Mme Marie-Noëlle Lienemann.  - Certes, l'accession sociale à la propriété a connu un trou d'air. Mais les mesures prises récemment, PTZ ou amélioration de la quotité, ont déjà redressé la barre. L'accession sociale répond aux aspirations des Français tout en favorisant la mixité sociale et la sortie de certains locataires du parc HLM, attention à ne pas la freiner. Je ne doute pas que le Gouvernement relaiera nos préoccupations auprès de la Banque de France et de l'ACPR, qui siègent à Bâle. (Applaudissements sur les bancs du groupe socialiste et républicain)

M. Christian Eckert, secrétaire d'État auprès du ministre des finances et des comptes publics, chargé du budget .  - Cette proposition de résolution, déposée en avril dernier, souligne à juste titre les atouts du modèle français du crédit immobilier. Il ne serait pas acceptable qu'il soit remis en cause par le Comité de Bâle à cause d'un calibrage inadapté.

Les caractéristiques de notre modèle, souvent mal comprises à l'étranger, lui valent sa robustesse. L'an dernier, notre taux d'impayés était le plus faible d'Europe, cinq fois plus faible qu'en Allemagne et quinze fois plus faible qu'au Royaume-Uni, en Espagne ou en Italie.

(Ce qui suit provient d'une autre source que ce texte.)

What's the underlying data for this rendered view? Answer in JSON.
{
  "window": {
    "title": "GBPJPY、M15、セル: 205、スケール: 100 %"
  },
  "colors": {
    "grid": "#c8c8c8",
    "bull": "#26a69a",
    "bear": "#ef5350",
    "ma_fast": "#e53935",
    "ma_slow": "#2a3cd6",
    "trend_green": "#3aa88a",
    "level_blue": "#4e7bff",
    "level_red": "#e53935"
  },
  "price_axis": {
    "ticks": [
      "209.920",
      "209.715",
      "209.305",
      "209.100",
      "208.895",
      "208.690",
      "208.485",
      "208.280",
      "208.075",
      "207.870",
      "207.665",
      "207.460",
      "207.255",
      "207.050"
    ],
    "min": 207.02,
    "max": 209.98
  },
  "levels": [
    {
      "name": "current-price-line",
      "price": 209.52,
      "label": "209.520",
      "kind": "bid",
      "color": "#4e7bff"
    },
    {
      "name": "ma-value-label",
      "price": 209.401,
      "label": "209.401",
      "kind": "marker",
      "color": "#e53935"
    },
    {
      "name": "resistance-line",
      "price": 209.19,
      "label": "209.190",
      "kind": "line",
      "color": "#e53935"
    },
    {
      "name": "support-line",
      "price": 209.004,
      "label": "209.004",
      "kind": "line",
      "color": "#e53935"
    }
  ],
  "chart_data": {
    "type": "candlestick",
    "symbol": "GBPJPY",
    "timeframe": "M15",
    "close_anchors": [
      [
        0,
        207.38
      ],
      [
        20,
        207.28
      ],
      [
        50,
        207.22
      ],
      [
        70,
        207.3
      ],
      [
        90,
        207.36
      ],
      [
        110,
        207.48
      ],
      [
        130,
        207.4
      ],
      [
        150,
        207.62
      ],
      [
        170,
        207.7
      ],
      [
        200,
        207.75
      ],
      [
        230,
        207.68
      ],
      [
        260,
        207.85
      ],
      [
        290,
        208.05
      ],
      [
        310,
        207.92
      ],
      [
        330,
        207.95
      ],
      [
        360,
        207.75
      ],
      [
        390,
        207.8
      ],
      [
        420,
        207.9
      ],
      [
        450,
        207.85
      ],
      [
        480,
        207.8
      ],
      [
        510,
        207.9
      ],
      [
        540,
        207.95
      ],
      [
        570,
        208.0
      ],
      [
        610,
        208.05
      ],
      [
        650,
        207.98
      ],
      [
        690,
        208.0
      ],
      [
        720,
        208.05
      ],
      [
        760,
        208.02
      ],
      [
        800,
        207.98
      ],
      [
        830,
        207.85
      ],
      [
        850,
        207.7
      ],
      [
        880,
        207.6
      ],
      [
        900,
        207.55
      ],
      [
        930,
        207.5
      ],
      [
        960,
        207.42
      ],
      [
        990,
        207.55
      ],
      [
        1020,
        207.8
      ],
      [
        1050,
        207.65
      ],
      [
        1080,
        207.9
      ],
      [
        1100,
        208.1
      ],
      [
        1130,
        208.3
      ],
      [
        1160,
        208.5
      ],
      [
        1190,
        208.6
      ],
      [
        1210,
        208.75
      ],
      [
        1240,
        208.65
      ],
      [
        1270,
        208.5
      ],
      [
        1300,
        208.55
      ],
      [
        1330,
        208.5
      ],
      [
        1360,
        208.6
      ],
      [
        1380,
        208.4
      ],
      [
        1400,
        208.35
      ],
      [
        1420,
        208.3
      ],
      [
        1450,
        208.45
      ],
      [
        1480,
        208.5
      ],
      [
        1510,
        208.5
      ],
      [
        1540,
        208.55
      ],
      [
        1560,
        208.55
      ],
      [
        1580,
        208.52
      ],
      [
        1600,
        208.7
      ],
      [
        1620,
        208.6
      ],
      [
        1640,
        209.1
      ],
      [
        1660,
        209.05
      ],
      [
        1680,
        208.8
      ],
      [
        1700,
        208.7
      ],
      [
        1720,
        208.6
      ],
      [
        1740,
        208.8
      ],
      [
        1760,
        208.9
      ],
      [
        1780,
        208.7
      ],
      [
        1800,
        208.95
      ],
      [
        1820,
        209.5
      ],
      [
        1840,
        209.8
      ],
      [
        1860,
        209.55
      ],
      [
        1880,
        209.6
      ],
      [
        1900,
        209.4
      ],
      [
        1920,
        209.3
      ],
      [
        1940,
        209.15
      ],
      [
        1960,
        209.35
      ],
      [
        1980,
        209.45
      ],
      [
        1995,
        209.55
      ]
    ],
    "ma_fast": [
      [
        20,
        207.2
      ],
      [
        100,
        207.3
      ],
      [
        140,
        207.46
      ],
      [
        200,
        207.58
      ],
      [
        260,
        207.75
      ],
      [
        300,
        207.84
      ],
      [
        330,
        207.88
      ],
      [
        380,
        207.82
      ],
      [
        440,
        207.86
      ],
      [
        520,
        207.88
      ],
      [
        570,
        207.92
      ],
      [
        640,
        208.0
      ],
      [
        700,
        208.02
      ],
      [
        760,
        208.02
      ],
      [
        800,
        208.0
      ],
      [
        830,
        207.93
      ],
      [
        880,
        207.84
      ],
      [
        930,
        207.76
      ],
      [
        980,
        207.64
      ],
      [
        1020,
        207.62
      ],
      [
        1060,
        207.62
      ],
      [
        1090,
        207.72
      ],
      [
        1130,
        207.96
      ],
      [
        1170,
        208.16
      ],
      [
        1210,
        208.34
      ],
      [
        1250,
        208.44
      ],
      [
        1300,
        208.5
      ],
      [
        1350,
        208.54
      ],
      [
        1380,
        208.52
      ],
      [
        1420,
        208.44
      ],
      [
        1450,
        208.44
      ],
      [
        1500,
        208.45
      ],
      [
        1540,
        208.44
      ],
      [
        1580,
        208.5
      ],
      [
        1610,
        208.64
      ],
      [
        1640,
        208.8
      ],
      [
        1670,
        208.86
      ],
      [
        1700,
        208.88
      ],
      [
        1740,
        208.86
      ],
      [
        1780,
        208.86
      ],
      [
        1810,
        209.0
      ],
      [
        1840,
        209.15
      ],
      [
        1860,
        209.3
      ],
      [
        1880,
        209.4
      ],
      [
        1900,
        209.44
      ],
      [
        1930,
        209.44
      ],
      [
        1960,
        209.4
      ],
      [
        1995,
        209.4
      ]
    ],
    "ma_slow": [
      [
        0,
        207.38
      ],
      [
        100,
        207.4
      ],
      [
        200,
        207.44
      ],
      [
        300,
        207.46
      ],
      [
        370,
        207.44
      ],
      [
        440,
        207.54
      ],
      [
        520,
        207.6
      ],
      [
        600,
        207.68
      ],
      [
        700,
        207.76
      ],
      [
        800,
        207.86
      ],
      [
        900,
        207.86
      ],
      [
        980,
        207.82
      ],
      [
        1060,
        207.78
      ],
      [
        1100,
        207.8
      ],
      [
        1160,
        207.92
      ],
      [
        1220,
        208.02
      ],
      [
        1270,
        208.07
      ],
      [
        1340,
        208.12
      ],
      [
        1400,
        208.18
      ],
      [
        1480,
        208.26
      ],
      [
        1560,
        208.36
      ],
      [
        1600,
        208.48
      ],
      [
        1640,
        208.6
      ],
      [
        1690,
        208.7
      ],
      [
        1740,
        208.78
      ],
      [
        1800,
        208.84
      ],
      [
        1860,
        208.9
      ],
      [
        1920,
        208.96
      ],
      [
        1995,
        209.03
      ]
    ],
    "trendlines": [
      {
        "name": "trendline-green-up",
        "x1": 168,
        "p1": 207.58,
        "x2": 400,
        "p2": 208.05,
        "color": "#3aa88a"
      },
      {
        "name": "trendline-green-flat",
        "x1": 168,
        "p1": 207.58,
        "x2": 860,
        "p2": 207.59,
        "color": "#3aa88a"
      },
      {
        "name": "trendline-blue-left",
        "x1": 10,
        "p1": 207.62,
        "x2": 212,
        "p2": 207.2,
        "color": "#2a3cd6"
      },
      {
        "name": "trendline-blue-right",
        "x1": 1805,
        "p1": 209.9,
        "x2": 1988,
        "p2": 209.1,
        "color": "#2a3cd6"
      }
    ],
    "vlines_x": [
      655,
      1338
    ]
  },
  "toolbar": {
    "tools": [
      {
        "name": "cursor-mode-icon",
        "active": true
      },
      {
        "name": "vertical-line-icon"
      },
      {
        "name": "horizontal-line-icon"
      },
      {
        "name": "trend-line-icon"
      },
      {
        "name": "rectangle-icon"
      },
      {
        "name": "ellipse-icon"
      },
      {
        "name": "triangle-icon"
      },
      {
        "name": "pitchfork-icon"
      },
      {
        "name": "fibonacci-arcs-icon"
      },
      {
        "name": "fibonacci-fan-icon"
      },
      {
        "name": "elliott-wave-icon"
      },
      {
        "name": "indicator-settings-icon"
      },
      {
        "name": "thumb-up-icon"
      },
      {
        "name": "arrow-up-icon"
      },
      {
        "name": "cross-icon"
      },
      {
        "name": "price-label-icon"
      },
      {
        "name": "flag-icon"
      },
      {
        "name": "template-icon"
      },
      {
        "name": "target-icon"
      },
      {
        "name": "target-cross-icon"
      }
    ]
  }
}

Les travaux sont en cours au Comité de Bâle, qui publie des documents destinés à la consultation publique - je le dis à ceux qui parlaient d'opacité. Les parties ont ainsi pu réagir. Il s'agit bien d'assurer la stabilité financière en améliorant la mesure du risque, et non de freiner ou d'interdire des pratiques telles que le taux fixe ou le cautionnement. Ces travaux devraient aboutir fin 2016. Nous souhaitons que le calibrage final soit ajusté en fonction des résultats de toutes les études d'impact, quantitatives comme qualitatives. Lors de la transposition des nouvelles règles en droit européen, le Gouvernement sera attentif à ce que les spécificités françaises soient prises en compte. De même, nous veillerons à ce que l'impact sur les banques françaises des normes relatives aux fonds propres soit maîtrisé, conformément aux conclusions des ministres des finances du G20.

Soyez assurés que le Gouvernement usera de tout son poids pour que vos préoccupations, tant économiques que sociales, soient prises en compte. (Applaudissements sur les bancs du groupe socialiste et républicain et au centre)

M. le président.  - La Conférence des présidents a décidé que les interventions en discussion générale vaudraient explications de vote.

La proposition de résolution est adoptée.